Через полчаса он перестал дышать.
Да, я открыл сейф и забрал дневники, что меня удивило, так это то, что прочие бумаги лежали не тщательно запакованными, а в беспорядке, где-то даже можно было разобрать слова… но я обещал не читать и не читал. Наутро я уехал хлопотать насчёт похорон, хотелось все сделать самому. Вечером меня встретил пустой сейф, а рядом расстроенный Анджей с трясущимися руками:
— Простите, пан. Как вы ушли, прибыли господа, документы показали, я и не разобрал, какие… Не мог не пускать. Они все увезли, но больше ничего не трогали.
Я заверил старика, что он все сделал правильно.
Гедвику за эти годы я пытался навещать, но она отказывалась встречаться. Она окончила курсы дошкольного образования и вернулась в интернат на Крохмальной воспитательницей. Когда у меня появилось право распоряжать своими деньгами, я предлагал ей оплатить образование, но она отказалась — она сирота, а от сына моих родителей ей ничего не надо. Если мне так уж охота потратиться, я могу пожертвовать деньги интернату, здание нуждается в ремонте. Перевод я сделал.
Заканчивалось первое лето после смерти деда, когда мне позвонили из полиции и сообщили, что младшая воспитательница Покорна умерла. Она заразилась скарлатиной от кого-то из малышей, и ее сердце не выдержало. Она жила в казённой комнате, но кое-какие личные вещи у нее остались, а в качестве родственника она указала меня, так буду я вещи забирать? А с похоронами помогать не надо, там положена кремация.
От нее остались альбомы с рисунками и несколько книг — почти все по педагогике, но был там и томик Грабеца, такой же, как тот, что мы купили много лет назад. Почему она решила передать это мне? В знак примирения? Или же она хотела напоследок причинить боль, ведь она все же была дочь нашей матери? Этого я уже не узнаю.
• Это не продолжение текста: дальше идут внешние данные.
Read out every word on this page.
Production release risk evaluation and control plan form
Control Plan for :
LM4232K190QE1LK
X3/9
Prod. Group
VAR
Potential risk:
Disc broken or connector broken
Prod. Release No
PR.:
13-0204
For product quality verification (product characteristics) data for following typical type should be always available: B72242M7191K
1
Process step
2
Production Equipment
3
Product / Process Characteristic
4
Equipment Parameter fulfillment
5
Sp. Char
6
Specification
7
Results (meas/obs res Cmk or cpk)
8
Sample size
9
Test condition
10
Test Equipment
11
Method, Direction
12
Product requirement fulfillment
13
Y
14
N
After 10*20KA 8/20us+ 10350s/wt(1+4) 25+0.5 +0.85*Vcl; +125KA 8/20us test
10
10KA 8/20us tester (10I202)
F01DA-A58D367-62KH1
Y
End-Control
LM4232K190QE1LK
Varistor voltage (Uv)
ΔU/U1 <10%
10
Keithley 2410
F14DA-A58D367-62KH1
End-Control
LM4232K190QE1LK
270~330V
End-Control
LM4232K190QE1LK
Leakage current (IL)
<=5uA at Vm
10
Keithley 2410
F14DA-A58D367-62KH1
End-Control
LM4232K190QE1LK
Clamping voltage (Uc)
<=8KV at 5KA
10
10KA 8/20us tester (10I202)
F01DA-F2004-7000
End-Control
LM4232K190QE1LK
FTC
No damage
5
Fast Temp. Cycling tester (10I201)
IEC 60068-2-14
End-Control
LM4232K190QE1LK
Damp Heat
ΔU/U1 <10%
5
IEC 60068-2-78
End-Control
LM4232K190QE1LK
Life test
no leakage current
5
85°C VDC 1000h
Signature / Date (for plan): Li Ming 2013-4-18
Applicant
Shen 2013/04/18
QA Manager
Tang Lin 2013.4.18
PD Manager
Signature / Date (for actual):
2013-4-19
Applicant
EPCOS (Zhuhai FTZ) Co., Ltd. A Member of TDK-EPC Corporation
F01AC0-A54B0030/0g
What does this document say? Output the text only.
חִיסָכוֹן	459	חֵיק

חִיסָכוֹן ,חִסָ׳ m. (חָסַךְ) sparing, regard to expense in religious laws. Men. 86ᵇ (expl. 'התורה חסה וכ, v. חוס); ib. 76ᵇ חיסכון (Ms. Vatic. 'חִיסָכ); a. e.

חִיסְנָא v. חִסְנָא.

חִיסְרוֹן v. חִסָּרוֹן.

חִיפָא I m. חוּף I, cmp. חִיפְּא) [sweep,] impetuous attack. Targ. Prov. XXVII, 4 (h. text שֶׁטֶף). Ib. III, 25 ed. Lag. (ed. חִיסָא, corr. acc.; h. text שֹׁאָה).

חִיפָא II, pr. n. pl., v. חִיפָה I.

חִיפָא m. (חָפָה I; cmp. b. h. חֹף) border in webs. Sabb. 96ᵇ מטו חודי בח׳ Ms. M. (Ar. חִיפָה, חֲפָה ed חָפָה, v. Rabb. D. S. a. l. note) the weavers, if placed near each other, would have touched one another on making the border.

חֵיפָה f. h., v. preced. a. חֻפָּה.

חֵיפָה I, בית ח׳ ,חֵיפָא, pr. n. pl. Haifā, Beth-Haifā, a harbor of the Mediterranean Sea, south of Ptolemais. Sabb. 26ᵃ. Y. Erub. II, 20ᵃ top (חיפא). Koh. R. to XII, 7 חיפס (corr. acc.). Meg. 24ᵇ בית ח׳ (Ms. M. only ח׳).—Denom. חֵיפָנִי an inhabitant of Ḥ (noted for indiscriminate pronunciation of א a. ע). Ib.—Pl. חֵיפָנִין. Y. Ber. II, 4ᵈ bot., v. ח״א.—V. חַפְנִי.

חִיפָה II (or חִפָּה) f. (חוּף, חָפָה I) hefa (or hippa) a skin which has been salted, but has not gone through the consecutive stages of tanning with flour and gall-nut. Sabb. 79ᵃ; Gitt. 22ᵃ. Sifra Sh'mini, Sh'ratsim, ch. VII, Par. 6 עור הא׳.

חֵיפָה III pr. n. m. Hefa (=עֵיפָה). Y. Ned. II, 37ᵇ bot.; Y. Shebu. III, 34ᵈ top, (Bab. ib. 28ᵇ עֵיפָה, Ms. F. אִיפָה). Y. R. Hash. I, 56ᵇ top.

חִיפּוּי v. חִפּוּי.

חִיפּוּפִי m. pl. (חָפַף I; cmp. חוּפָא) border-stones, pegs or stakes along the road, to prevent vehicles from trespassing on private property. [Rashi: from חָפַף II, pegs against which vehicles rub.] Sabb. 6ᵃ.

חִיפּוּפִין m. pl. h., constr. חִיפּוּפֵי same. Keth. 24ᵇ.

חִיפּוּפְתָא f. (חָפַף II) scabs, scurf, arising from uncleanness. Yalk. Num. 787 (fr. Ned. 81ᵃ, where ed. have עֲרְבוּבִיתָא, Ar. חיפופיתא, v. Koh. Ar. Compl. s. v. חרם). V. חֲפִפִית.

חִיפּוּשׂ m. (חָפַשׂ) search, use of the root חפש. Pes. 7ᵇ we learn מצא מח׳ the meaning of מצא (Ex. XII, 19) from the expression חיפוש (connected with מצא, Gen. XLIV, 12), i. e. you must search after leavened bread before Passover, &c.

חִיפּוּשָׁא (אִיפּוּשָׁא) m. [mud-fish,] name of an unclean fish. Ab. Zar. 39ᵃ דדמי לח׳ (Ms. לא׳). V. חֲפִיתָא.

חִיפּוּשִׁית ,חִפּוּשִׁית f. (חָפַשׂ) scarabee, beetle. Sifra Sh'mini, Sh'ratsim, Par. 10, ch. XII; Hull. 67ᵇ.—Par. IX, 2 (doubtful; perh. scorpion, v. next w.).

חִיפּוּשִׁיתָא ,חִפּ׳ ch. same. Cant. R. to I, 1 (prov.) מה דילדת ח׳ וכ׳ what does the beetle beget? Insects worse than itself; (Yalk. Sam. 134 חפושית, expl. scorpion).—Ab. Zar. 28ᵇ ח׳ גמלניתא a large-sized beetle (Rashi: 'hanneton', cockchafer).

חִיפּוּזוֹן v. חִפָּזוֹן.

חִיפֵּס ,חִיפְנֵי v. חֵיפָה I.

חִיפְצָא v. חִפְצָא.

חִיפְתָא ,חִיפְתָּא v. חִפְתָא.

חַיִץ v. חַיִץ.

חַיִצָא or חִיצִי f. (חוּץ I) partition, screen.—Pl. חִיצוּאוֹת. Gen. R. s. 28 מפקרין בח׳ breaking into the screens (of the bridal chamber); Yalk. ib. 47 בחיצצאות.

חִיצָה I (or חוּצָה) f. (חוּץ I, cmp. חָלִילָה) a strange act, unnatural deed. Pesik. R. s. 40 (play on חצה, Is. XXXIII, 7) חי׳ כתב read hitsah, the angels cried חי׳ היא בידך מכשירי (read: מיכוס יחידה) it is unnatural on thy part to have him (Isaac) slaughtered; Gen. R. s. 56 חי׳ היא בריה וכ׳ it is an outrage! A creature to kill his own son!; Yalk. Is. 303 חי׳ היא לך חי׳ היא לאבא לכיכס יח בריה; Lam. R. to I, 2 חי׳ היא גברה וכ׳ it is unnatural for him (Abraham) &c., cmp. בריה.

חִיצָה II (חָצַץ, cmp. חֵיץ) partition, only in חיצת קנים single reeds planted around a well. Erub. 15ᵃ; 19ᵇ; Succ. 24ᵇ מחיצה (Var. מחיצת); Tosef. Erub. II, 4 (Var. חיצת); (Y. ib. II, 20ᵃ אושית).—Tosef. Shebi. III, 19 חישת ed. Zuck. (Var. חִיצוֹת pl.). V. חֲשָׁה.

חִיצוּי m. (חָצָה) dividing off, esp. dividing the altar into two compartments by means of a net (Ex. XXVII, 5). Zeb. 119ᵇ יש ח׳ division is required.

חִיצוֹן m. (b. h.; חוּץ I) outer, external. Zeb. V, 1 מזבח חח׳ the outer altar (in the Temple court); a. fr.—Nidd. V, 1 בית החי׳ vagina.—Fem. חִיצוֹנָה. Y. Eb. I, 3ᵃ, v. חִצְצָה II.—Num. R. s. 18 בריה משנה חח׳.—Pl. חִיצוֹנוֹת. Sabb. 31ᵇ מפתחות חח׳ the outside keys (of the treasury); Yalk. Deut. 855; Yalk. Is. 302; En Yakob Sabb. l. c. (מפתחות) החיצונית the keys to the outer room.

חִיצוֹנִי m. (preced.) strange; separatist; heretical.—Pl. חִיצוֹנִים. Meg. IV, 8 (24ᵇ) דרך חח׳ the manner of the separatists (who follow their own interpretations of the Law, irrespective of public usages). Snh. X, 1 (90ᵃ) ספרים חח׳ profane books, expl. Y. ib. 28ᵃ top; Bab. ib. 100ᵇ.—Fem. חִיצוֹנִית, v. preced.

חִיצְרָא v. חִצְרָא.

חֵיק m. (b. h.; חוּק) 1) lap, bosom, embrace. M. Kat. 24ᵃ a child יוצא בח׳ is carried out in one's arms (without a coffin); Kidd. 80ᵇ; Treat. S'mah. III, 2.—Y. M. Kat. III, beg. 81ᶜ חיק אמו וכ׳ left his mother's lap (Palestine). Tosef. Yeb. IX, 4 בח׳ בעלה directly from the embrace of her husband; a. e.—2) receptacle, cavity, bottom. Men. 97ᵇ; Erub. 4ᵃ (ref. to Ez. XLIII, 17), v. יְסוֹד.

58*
Прах я развеял на кладбище. Я езжу туда каждый год, с матерью не сталкиваюсь никогда, да она и сама не хочет поддерживать отношения. Я неудобный сын. Иногда, когда есть свободное время (а у репортера-путешественника его не так много), перечитываю дневники, оставшиеся в наследство, и смотрю в небо. Если хоть часть написанного там правда, то… Но пока что на Земле достаточно мест, где можно побывать. Просто здесь слишком много могил и ещё одна, которой нет. Которую я ношу в сердце и, вспоминая ее, даю обет — никогда не пройти мимо ни одной несправедливости и не любить ни одной женщины.
И когда я забуду об этом, пускай небо забудет меня.